Field of view refers to how wide the image through the scope is, and while it’s affected by magnification, you can have two scopes with identical magnification but vastly different fields of view.
Why Eye Relief Matters
Proper eye relief can make a rifle scope, while not having adequate eye relief can break a rifle scope. Long eye relief scopes can help prevent scope bite, which is a painful way to learn exactly what recoil feels like. The eye relief on a rifle scope is an important specification to consider.
If you are shooting a rifle with heavy recoil, for example, the recommended eye relief distance is going to be longer than for a rifle scope that’s going on a smaller caliber weapon.
Eye relief on a rifle scope isn’t something you can make adjustments to, but even though you can’t adjust eye relief, you can still measure eye relief and adjust the position of the rifle scope lens on the rifle you want it to mount on. It’s a straightforward process to adjust the rings.

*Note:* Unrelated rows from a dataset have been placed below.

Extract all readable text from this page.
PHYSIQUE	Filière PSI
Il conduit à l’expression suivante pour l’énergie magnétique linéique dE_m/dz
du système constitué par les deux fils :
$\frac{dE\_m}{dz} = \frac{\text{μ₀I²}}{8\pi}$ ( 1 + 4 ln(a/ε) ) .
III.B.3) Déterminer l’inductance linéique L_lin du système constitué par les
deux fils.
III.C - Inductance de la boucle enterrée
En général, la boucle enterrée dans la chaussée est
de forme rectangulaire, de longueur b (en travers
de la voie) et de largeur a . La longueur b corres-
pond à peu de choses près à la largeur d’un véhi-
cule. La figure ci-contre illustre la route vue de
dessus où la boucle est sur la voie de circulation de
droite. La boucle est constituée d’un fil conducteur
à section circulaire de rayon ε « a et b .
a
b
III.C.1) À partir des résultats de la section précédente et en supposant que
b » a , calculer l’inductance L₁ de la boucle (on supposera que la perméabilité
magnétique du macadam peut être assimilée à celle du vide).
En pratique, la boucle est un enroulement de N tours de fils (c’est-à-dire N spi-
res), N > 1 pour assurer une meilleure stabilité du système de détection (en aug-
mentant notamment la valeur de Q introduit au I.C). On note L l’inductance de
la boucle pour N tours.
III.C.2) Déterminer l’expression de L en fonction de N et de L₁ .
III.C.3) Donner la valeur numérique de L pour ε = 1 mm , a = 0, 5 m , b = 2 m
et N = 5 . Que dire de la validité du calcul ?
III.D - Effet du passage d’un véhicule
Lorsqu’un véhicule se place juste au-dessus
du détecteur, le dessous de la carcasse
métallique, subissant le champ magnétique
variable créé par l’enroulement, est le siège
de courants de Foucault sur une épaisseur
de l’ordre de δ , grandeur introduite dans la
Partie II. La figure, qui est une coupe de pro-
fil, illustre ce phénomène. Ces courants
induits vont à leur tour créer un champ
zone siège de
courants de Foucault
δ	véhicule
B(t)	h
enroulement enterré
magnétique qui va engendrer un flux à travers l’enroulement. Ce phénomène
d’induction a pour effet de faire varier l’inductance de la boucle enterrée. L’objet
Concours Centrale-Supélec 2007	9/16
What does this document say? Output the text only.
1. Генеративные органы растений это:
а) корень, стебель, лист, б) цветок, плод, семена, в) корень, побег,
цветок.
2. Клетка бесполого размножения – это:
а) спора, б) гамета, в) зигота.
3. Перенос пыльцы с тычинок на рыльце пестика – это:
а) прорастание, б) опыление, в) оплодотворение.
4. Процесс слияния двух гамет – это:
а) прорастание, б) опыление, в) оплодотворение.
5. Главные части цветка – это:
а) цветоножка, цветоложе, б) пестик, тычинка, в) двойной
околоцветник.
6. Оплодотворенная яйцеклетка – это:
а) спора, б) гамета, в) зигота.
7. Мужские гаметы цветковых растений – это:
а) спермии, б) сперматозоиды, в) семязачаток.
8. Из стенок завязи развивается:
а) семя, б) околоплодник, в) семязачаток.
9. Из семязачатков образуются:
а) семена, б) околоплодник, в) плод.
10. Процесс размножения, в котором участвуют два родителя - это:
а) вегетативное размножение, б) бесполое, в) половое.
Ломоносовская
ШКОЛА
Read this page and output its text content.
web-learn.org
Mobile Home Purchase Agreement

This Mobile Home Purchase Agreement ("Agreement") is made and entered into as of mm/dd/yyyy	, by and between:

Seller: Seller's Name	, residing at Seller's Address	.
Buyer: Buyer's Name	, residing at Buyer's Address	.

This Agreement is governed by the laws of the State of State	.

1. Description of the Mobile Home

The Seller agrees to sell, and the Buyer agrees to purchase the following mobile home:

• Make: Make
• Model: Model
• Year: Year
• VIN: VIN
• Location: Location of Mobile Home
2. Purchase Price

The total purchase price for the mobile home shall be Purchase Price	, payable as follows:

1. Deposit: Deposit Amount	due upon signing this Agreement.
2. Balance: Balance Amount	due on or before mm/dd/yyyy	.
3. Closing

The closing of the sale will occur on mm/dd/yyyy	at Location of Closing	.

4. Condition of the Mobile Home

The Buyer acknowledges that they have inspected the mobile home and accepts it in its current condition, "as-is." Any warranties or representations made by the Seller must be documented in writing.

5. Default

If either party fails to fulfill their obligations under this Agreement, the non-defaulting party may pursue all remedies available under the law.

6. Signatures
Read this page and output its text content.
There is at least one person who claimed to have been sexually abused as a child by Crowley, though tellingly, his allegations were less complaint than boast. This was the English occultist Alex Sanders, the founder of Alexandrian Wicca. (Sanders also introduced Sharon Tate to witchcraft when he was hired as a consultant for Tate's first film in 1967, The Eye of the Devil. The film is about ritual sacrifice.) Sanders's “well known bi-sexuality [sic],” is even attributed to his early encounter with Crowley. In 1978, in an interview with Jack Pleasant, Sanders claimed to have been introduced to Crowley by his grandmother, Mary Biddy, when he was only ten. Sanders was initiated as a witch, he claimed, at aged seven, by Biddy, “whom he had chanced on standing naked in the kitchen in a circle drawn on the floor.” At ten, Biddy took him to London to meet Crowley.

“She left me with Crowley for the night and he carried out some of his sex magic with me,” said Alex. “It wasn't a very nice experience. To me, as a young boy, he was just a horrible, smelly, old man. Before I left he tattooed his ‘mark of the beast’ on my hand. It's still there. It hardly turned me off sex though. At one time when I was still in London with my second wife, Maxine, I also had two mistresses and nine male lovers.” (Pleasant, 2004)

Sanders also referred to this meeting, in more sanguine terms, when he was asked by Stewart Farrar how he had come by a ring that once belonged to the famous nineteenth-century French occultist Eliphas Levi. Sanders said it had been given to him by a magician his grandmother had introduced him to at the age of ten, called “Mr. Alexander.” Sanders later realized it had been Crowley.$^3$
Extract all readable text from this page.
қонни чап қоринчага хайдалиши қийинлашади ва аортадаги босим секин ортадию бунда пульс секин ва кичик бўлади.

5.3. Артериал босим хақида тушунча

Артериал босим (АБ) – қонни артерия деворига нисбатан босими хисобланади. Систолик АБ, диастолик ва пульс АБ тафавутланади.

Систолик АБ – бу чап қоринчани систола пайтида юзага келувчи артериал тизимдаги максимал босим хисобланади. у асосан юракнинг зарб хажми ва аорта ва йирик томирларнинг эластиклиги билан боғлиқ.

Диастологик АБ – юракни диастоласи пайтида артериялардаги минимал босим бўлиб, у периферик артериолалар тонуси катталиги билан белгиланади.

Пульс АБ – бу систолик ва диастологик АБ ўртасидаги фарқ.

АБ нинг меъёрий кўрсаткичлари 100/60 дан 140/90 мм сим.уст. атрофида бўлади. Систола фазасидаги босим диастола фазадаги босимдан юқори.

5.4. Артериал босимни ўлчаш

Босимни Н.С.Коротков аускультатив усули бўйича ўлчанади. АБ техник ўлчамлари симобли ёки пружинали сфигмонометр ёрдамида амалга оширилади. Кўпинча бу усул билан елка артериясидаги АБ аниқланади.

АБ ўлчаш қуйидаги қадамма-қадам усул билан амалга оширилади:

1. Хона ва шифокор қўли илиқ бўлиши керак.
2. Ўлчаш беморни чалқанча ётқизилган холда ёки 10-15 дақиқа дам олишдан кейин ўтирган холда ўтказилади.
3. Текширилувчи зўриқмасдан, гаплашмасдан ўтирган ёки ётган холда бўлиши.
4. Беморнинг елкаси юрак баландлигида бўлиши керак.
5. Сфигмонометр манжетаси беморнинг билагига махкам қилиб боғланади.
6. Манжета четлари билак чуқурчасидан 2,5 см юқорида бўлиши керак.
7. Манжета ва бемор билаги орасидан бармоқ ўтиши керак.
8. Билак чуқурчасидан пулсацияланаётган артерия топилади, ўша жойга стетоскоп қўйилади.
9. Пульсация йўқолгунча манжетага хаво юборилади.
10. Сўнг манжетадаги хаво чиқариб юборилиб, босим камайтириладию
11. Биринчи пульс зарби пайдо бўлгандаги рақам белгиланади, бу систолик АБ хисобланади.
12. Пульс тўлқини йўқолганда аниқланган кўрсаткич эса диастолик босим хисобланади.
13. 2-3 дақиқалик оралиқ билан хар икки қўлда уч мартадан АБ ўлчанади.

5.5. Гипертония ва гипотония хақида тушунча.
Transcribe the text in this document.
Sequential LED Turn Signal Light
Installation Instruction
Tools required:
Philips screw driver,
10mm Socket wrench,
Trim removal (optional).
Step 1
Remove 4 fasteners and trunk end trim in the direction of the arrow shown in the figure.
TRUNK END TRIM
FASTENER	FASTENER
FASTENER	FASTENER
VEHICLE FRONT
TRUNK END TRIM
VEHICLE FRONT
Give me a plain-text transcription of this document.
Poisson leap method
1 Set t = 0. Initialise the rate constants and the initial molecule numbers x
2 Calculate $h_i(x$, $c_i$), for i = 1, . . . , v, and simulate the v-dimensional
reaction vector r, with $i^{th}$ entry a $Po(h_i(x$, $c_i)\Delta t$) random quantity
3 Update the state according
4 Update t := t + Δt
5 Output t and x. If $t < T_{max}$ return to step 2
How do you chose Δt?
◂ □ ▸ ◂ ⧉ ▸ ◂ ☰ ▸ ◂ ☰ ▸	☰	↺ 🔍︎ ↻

A long eye relief scope can be great for large calibers with strong recoil, and it’s usually a simple process to adjust the rifle scope forward on the rifle to get the eyepiece a comfortable range away with the stock tucked into your shoulder. Since eye relief is the distance your eye has to be from the ocular lens, you can’t adjust eye relief.
But you can adjust the scope and rings to make it work for your eyesight. Have you done this process before? If you have, feel free to explain what worked best for you in the comments. Our goal here at the Hunting Mark is to help everybody get a little bit smarter and more responsible with their firearms, and your input can go a long way in helping accomplish that.